The Loudoun County (Va.) school board has appointed an interim superintendent after it fired Scott Ziegler in the wake of a grand jury report that called him a liar.
The Washington Post reports that Daniel Smith, the Loudoun district’s chief of staff, will assume the top job in the 81,000-student school system.
The board voted 6-1 to appoint Smith. Two members were absent.
Smith was appointed Loudoun’s chief of staff in April 2022. Before that, he served as a principal in several Virginia districts--Fairfax County, Virginia Beach and Page County.
The Loudoun district is facing widespread anger over its handling of a pair of 2021 sexual assaults that ignited a political firestorm. Loudoun officials transferred a student from one high school, where he committed an assault, to a second high school, where he committed a second assault.
A special grand jury was convened to investigate how the district dealt with the assaults. The jury’s final report was damning. It found that Loudoun officials across the board had demonstrated incompetence and a “lack of interest” in responding to the assaults, failing to take measures after repeated warnings that the student assailant was exhibiting concerning behavior.

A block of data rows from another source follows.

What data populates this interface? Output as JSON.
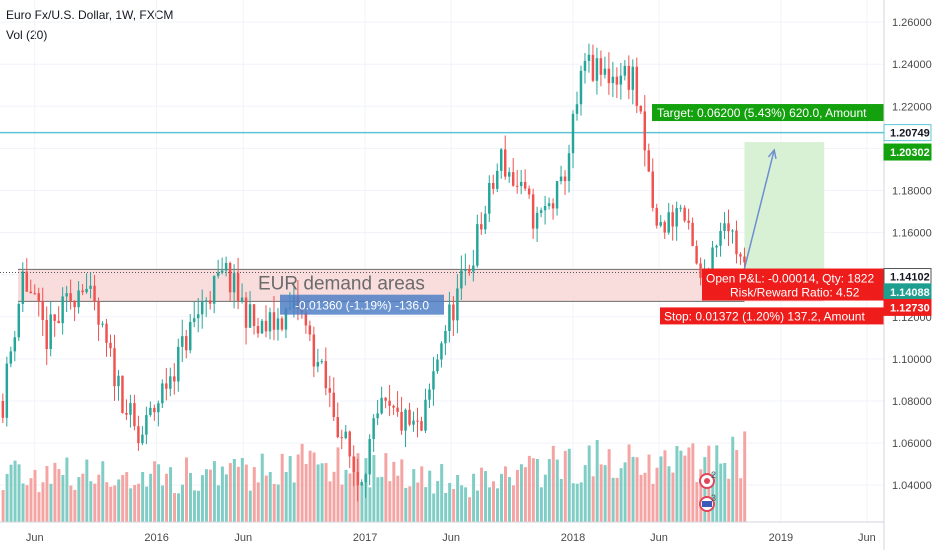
{
  "header": {
    "title": "Euro Fx/U.S. Dollar, 1W, FXCM",
    "volume_label": "Vol (20)"
  },
  "price_axis": {
    "ticks": [
      "1.26000",
      "1.24000",
      "1.22000",
      "1.20000",
      "1.18000",
      "1.16000",
      "1.14000",
      "1.12000",
      "1.10000",
      "1.08000",
      "1.06000",
      "1.04000"
    ],
    "tick_values": [
      1.26,
      1.24,
      1.22,
      1.2,
      1.18,
      1.16,
      1.14,
      1.12,
      1.1,
      1.08,
      1.06,
      1.04
    ]
  },
  "time_axis": {
    "labels": [
      "Jun",
      "2016",
      "Jun",
      "2017",
      "Jun",
      "2018",
      "Jun",
      "2019",
      "Jun"
    ]
  },
  "drawings": {
    "demand_zone_label": "EUR demand areas",
    "measure_label": "-0.01360 (-1.19%) -136.0",
    "target_label": "Target: 0.06200 (5.43%) 620.0, Amount",
    "open_pl_label": "Open P&L: -0.00014, Qty: 1822",
    "risk_reward_label": "Risk/Reward Ratio: 4.52",
    "stop_label": "Stop: 0.01372 (1.20%) 137.2, Amount"
  },
  "price_tags": [
    {
      "label": "1.20749",
      "value": 1.20749,
      "bg": "#ffffff",
      "fg": "#131722",
      "border": "#5cc4d6"
    },
    {
      "label": "1.20302",
      "value": 1.20302,
      "bg": "#13a10e",
      "fg": "#ffffff",
      "border": "#13a10e"
    },
    {
      "label": "1.14102",
      "value": 1.14102,
      "bg": "#ffffff",
      "fg": "#131722",
      "border": "#555555"
    },
    {
      "label": "1.14088",
      "value": 1.14088,
      "bg": "#1e9e8e",
      "fg": "#ffffff",
      "border": "#1e9e8e"
    },
    {
      "label": "1.12730",
      "value": 1.1273,
      "bg": "#ef1c1c",
      "fg": "#ffffff",
      "border": "#ef1c1c"
    }
  ],
  "events": {
    "earnings_badge_1": "2",
    "earnings_badge_2": "3"
  },
  "colors": {
    "up": "#26a69a",
    "down": "#ef5350",
    "vol_up": "#7fcdc4",
    "vol_down": "#f4a4a2",
    "demand_zone_fill": "#f8d7d7",
    "horizontal_line": "#5cc4d6",
    "target_zone_fill": "#d4f0d0",
    "measure_box": "#4f7fc6"
  },
  "chart_data": {
    "type": "candlestick",
    "title": "Euro Fx/U.S. Dollar, 1W, FXCM",
    "interval": "1W",
    "x_range": [
      "2015-04",
      "2019-07"
    ],
    "ylim": [
      1.0225,
      1.2705
    ],
    "horizontal_lines": [
      1.20749
    ],
    "demand_zone": {
      "low": 1.1273,
      "high": 1.1425
    },
    "position": {
      "entry": 1.14102,
      "target": 1.20302,
      "stop": 1.1273,
      "entry_date": "2018-10-29",
      "end_date": "2019-03-18"
    },
    "anchors": [
      {
        "date": "2015-04-06",
        "close": 1.08
      },
      {
        "date": "2015-05-11",
        "close": 1.14
      },
      {
        "date": "2015-06-22",
        "close": 1.11
      },
      {
        "date": "2015-08-24",
        "close": 1.138
      },
      {
        "date": "2015-11-30",
        "close": 1.06
      },
      {
        "date": "2016-03-28",
        "close": 1.13
      },
      {
        "date": "2016-05-02",
        "close": 1.14
      },
      {
        "date": "2016-06-27",
        "close": 1.112
      },
      {
        "date": "2016-09-05",
        "close": 1.125
      },
      {
        "date": "2016-12-19",
        "close": 1.042
      },
      {
        "date": "2017-01-30",
        "close": 1.075
      },
      {
        "date": "2017-04-10",
        "close": 1.065
      },
      {
        "date": "2017-05-15",
        "close": 1.11
      },
      {
        "date": "2017-07-03",
        "close": 1.145
      },
      {
        "date": "2017-08-28",
        "close": 1.195
      },
      {
        "date": "2017-10-30",
        "close": 1.165
      },
      {
        "date": "2017-12-11",
        "close": 1.18
      },
      {
        "date": "2018-01-22",
        "close": 1.24
      },
      {
        "date": "2018-02-12",
        "close": 1.235
      },
      {
        "date": "2018-04-16",
        "close": 1.235
      },
      {
        "date": "2018-05-28",
        "close": 1.16
      },
      {
        "date": "2018-07-09",
        "close": 1.172
      },
      {
        "date": "2018-08-13",
        "close": 1.135
      },
      {
        "date": "2018-09-24",
        "close": 1.17
      },
      {
        "date": "2018-10-29",
        "close": 1.141
      }
    ],
    "volume": [
      {
        "date": "2015-04-06",
        "volume": 0.5
      },
      {
        "date": "2015-10-05",
        "volume": 0.45
      },
      {
        "date": "2016-05-02",
        "volume": 0.48
      },
      {
        "date": "2016-11-07",
        "volume": 0.62
      },
      {
        "date": "2017-04-10",
        "volume": 0.48
      },
      {
        "date": "2017-07-03",
        "volume": 0.4
      },
      {
        "date": "2018-01-22",
        "volume": 0.62
      },
      {
        "date": "2018-06-04",
        "volume": 0.58
      },
      {
        "date": "2018-10-29",
        "volume": 0.7
      }
    ]
  }
}
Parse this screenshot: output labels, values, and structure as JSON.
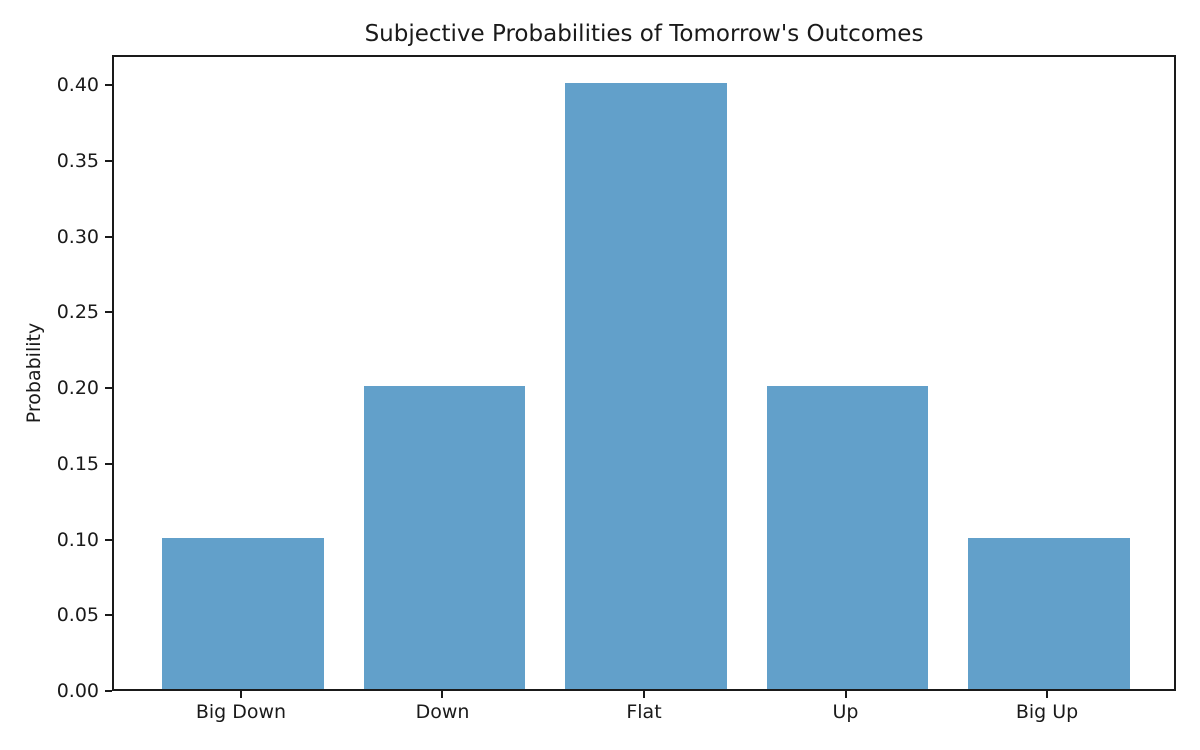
{
  "chart_data": {
    "type": "bar",
    "title": "Subjective Probabilities of Tomorrow's Outcomes",
    "xlabel": "",
    "ylabel": "Probability",
    "categories": [
      "Big Down",
      "Down",
      "Flat",
      "Up",
      "Big Up"
    ],
    "values": [
      0.1,
      0.2,
      0.4,
      0.2,
      0.1
    ],
    "ylim": [
      0,
      0.42
    ],
    "yticks": [
      0.0,
      0.05,
      0.1,
      0.15,
      0.2,
      0.25,
      0.3,
      0.35,
      0.4
    ],
    "ytick_labels": [
      "0.00",
      "0.05",
      "0.10",
      "0.15",
      "0.20",
      "0.25",
      "0.30",
      "0.35",
      "0.40"
    ],
    "grid": false,
    "legend": null,
    "colors": {
      "bar": "#62a0ca",
      "axis": "#1a1a1a",
      "background": "#ffffff"
    }
  }
}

The report further concluded that Ziegler lied at a June board meeting, saying he had no knowledge of sexual assaults occurring in Loudoun school bathrooms when he had known for weeks about the student assailant’s first assault.
Tiffany Polifko, the only board member to vote against Smith's appointment, said she wanted whoever takes the superintendency to hold other school staffers accountable for their involvement in responding to the two assaults.
“I realize that, while Dr. Daniel Smith was not involved in what occurred last year, he will be overseeing individuals who were,” Polifko said. “It is critical that a person who is assuming that role will take the necessary steps to display the leadership that is so needed in this school system right now.”
Board chair Jeff Morse Smith will serve as interim leader for roughly seven months while Loudoun conducts a search for a permanent superintendent.